Она же безумно радуется, клюнуло, нашла вроде себе иностранку в попутчицы, тут же освобожденно по-русски (раз я иностранка) объясняет мне, какой самолет ходит, когда вставать, тут же Равшан обещает достать в шесть утра машину ехать в аэропорт. Короче говоря, не сказала я и двух слов, она уже прицепилась ко мне ехать в Сафи. Через Клыч. Ладно. Равшан остается нас ждать, я же спешу в номер, в туалет, в душ, переодеться — и, спустившись, нахожу Равшана, который уперся как осел и хочет ждать эту Аделину еще пять минут.

— Будьте любезны, Равшан, ну что я с ней буду делать? — говорю я. — Свалилась мне на шею. Я от нее прямо больная. Как ее зовут, Изумруда? Таких людей я не выношу больше чем пять минут.

— Еще пять минут, — твердо улыбаясь, говорит Равшан, — Я же обещал.

— Журналистка проклятая. Вот увидите, она журналистка.

Равшан качает головой. У него непроницаемая улыбка на устах. Он твердо ждет. Я жду тоже, она выпархивает, сменила обувь и за неимением каблуков идет на цыпочках, что-то собой изображает.
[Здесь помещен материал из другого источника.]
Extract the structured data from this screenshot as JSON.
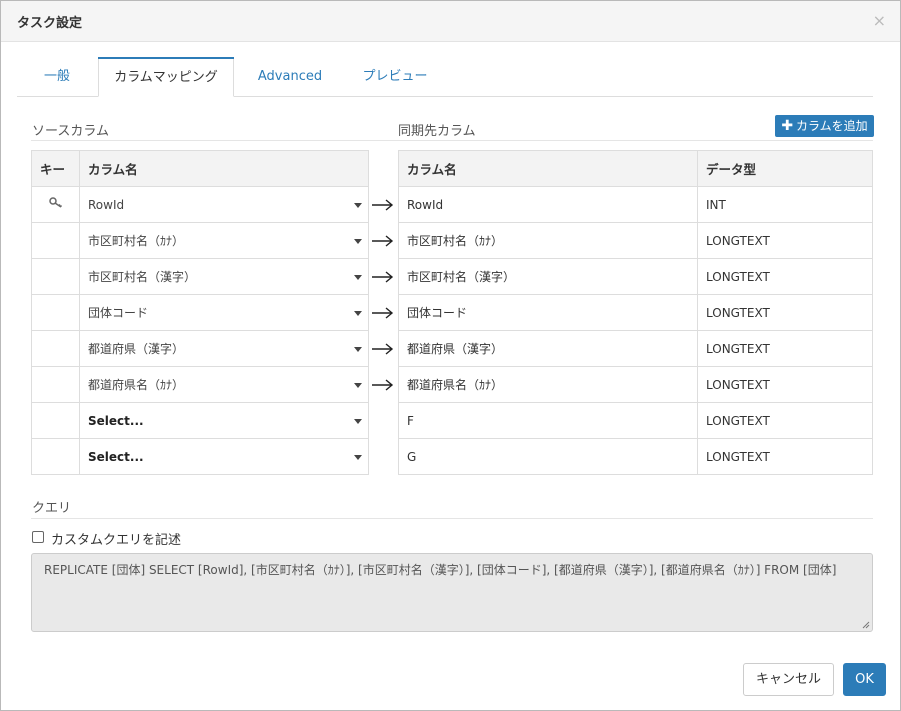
{
  "dialog": {
    "title": "タスク設定",
    "close_icon": "×"
  },
  "tabs": [
    {
      "label": "一般",
      "active": false
    },
    {
      "label": "カラムマッピング",
      "active": true
    },
    {
      "label": "Advanced",
      "active": false
    },
    {
      "label": "プレビュー",
      "active": false
    }
  ],
  "sections": {
    "source": "ソースカラム",
    "target": "同期先カラム",
    "query": "クエリ"
  },
  "add_column_label": "カラムを追加",
  "source_table": {
    "headers": [
      "キー",
      "カラム名"
    ],
    "rows": [
      {
        "key": true,
        "column": "RowId"
      },
      {
        "key": false,
        "column": "市区町村名（ｶﾅ）"
      },
      {
        "key": false,
        "column": "市区町村名（漢字）"
      },
      {
        "key": false,
        "column": "団体コード"
      },
      {
        "key": false,
        "column": "都道府県（漢字）"
      },
      {
        "key": false,
        "column": "都道府県名（ｶﾅ）"
      },
      {
        "key": false,
        "column": "Select..."
      },
      {
        "key": false,
        "column": "Select..."
      }
    ]
  },
  "target_table": {
    "headers": [
      "カラム名",
      "データ型"
    ],
    "rows": [
      {
        "column": "RowId",
        "type": "INT"
      },
      {
        "column": "市区町村名（ｶﾅ）",
        "type": "LONGTEXT"
      },
      {
        "column": "市区町村名（漢字）",
        "type": "LONGTEXT"
      },
      {
        "column": "団体コード",
        "type": "LONGTEXT"
      },
      {
        "column": "都道府県（漢字）",
        "type": "LONGTEXT"
      },
      {
        "column": "都道府県名（ｶﾅ）",
        "type": "LONGTEXT"
      },
      {
        "column": "F",
        "type": "LONGTEXT"
      },
      {
        "column": "G",
        "type": "LONGTEXT"
      }
    ]
  },
  "custom_query": {
    "checkbox_label": "カスタムクエリを記述",
    "checked": false
  },
  "query_text": "REPLICATE [団体] SELECT [RowId], [市区町村名（ｶﾅ）], [市区町村名（漢字）], [団体コード], [都道府県（漢字）], [都道府県名（ｶﾅ）] FROM [団体]",
  "buttons": {
    "cancel": "キャンセル",
    "ok": "OK"
  },
  "colors": {
    "accent": "#2c7cb8"
  }
}
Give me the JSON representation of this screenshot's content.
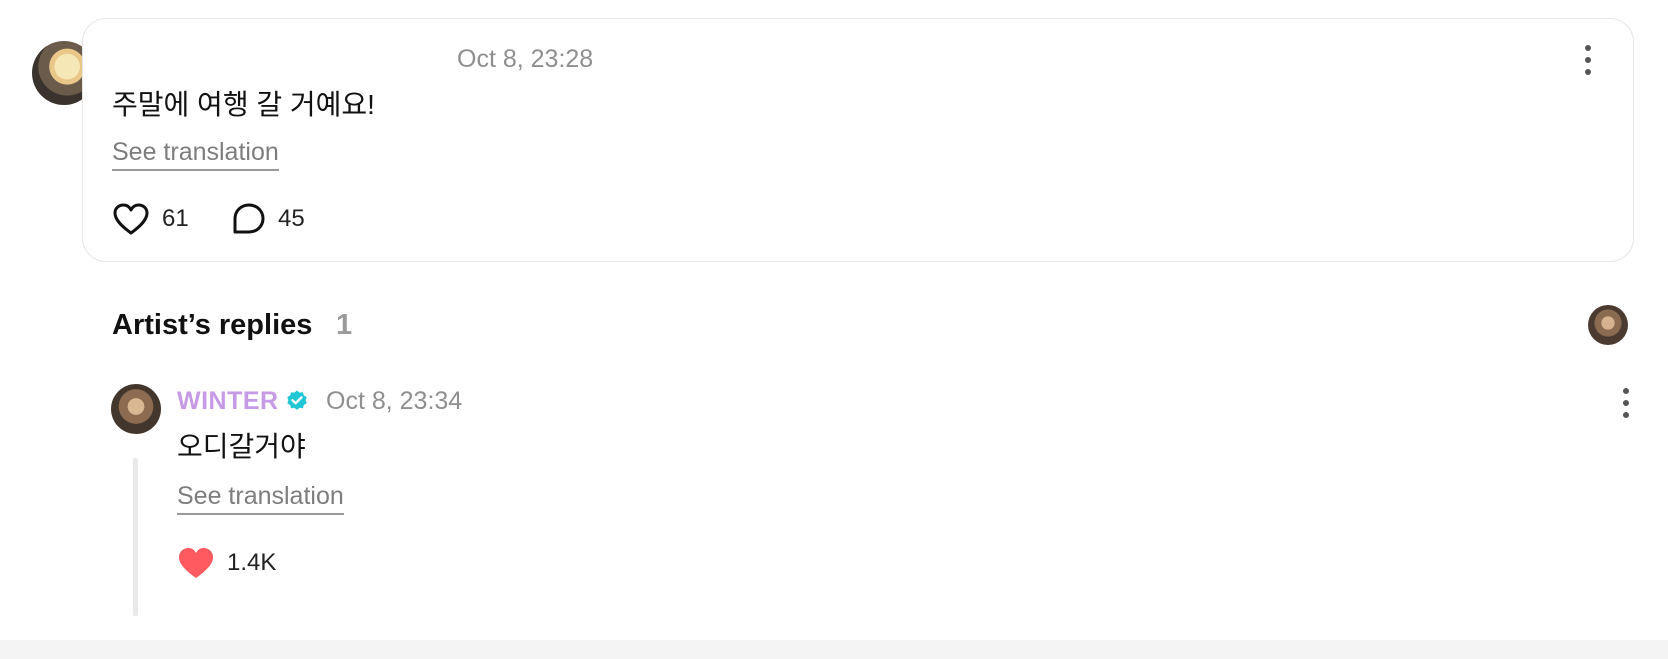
{
  "post": {
    "timestamp": "Oct 8, 23:28",
    "text": "주말에 여행 갈 거예요!",
    "translate_label": "See translation",
    "likes": "61",
    "comments": "45",
    "icons": {
      "like": "heart-outline-icon",
      "comment": "speech-bubble-icon",
      "more": "vertical-dots-icon"
    }
  },
  "replies_section": {
    "title": "Artist’s replies",
    "count": "1"
  },
  "reply": {
    "author": "WINTER",
    "timestamp": "Oct 8, 23:34",
    "text": "오디갈거야",
    "translate_label": "See translation",
    "likes": "1.4K",
    "icons": {
      "verified": "verified-badge-icon",
      "like": "heart-filled-icon",
      "more": "vertical-dots-icon"
    }
  },
  "colors": {
    "artist_name": "#c79ae6",
    "verified_badge": "#1fc7d4",
    "liked_heart": "#ff5a5f",
    "muted_text": "#8f8f8f"
  }
}
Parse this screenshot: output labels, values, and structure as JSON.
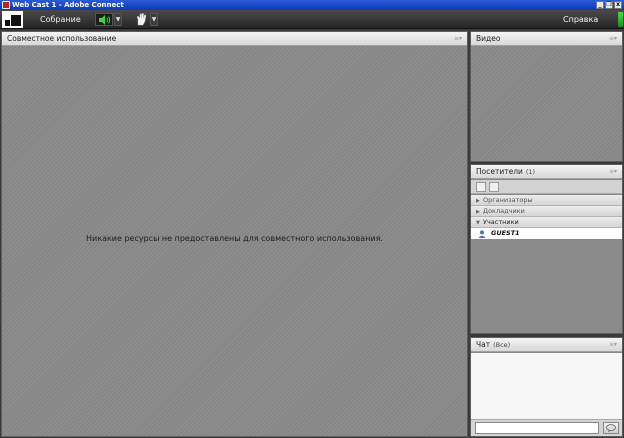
{
  "window": {
    "title": "Web Cast 1 - Adobe Connect",
    "controls": {
      "minimize": "_",
      "restore": "❐",
      "close": "x"
    }
  },
  "menubar": {
    "meeting_label": "Собрание",
    "help_label": "Справка",
    "speaker_icon": "speaker-icon",
    "hand_icon": "raise-hand-icon",
    "status_color": "#2fbf2f"
  },
  "share_pod": {
    "title": "Совместное использование",
    "message": "Никакие ресурсы не предоставлены для совместного использования."
  },
  "video_pod": {
    "title": "Видео"
  },
  "attendees_pod": {
    "title": "Посетители",
    "count": "(1)",
    "roles": [
      {
        "label": "Организаторы",
        "expanded": false
      },
      {
        "label": "Докладчики",
        "expanded": false
      },
      {
        "label": "Участники",
        "expanded": true
      }
    ],
    "participants": [
      {
        "name": "GUEST1"
      }
    ]
  },
  "chat_pod": {
    "title": "Чат",
    "scope": "(Все)",
    "input_value": ""
  },
  "colors": {
    "title_bar": "#0a3ab8",
    "menubar": "#262626",
    "pod_body": "#878787",
    "pod_header": "#e6e6e6"
  }
}
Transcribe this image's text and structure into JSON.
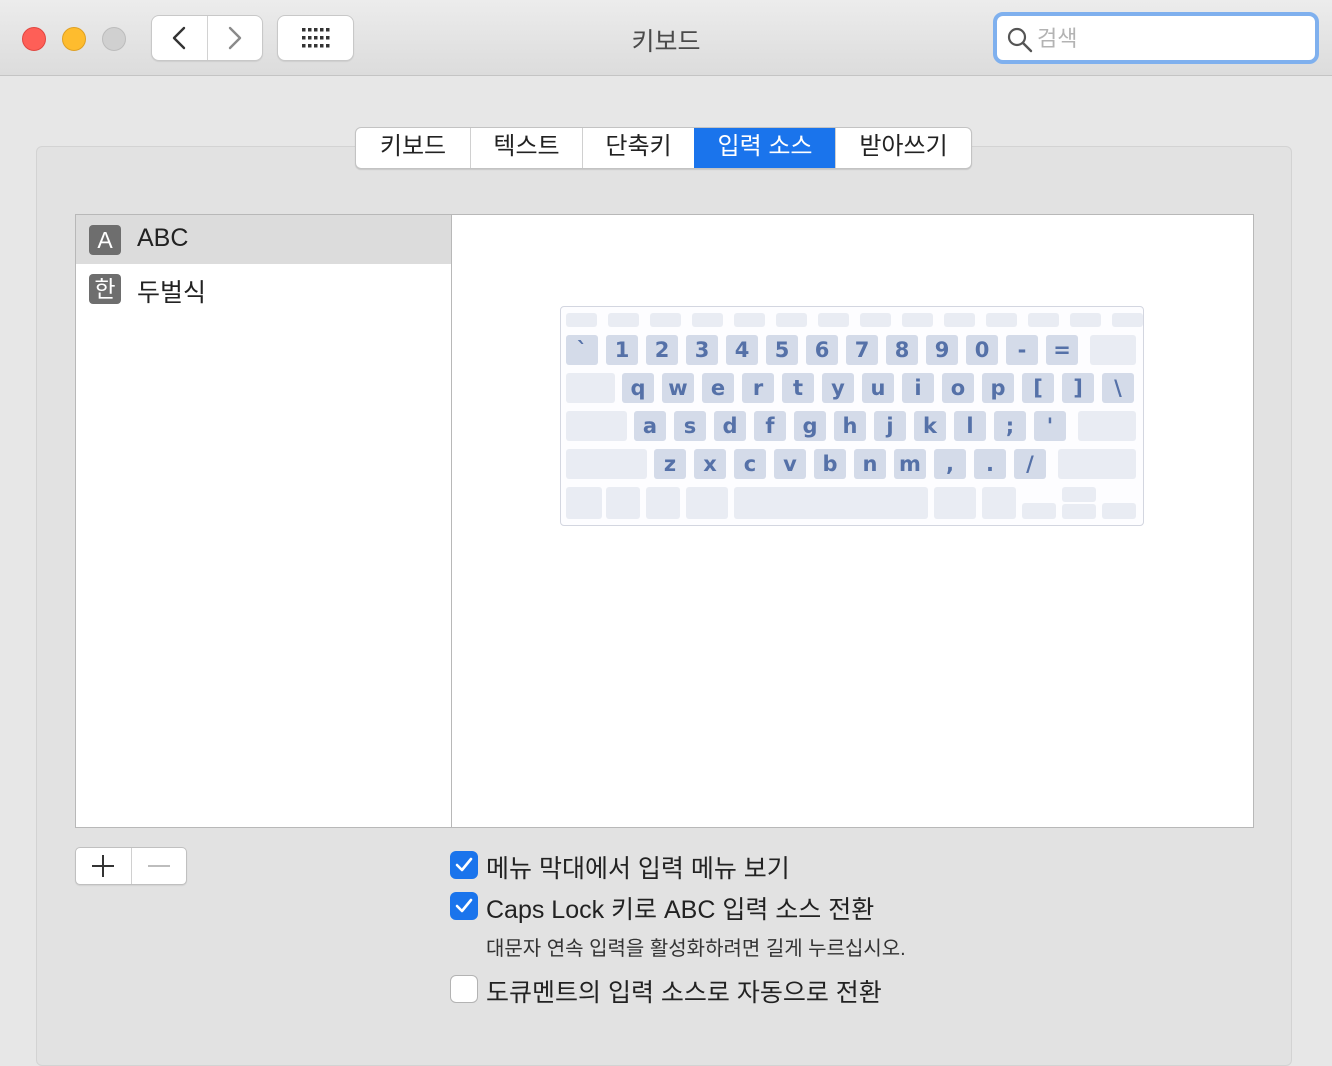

Видимо, долго думала, что надеть, и остановилась на этом несусветном чистом хлопке. Происходит уже известный разговор о моей наблюдательности, о ее, Ираидином, иностранном отделе. Идем в город, сумерки опускаются над глиняными кубами, куполами, стенами, над каменной мостовой, под которой чувствуется многометровая пустота. Разговор заходит о том, как хоронят мусульман. Объясняет Равшан, все подробно говорит о вое родных, о том, как заворачивают труп, как опускают его в могилу и подсовывают в специально открытую у дна яму, сбоку, как бы пещерку, где у покойника есть свободное пространство над головой. Все рассказав, Равшан слегка осуждает вой старух, говорит, что невозможно вынести, когда кричат в доме. Я вдруг вспоминаю, что у Равшана два года назад умер отец, он говорил, а отец для них — это самое святое. Отец и дети. Особенно мальчики.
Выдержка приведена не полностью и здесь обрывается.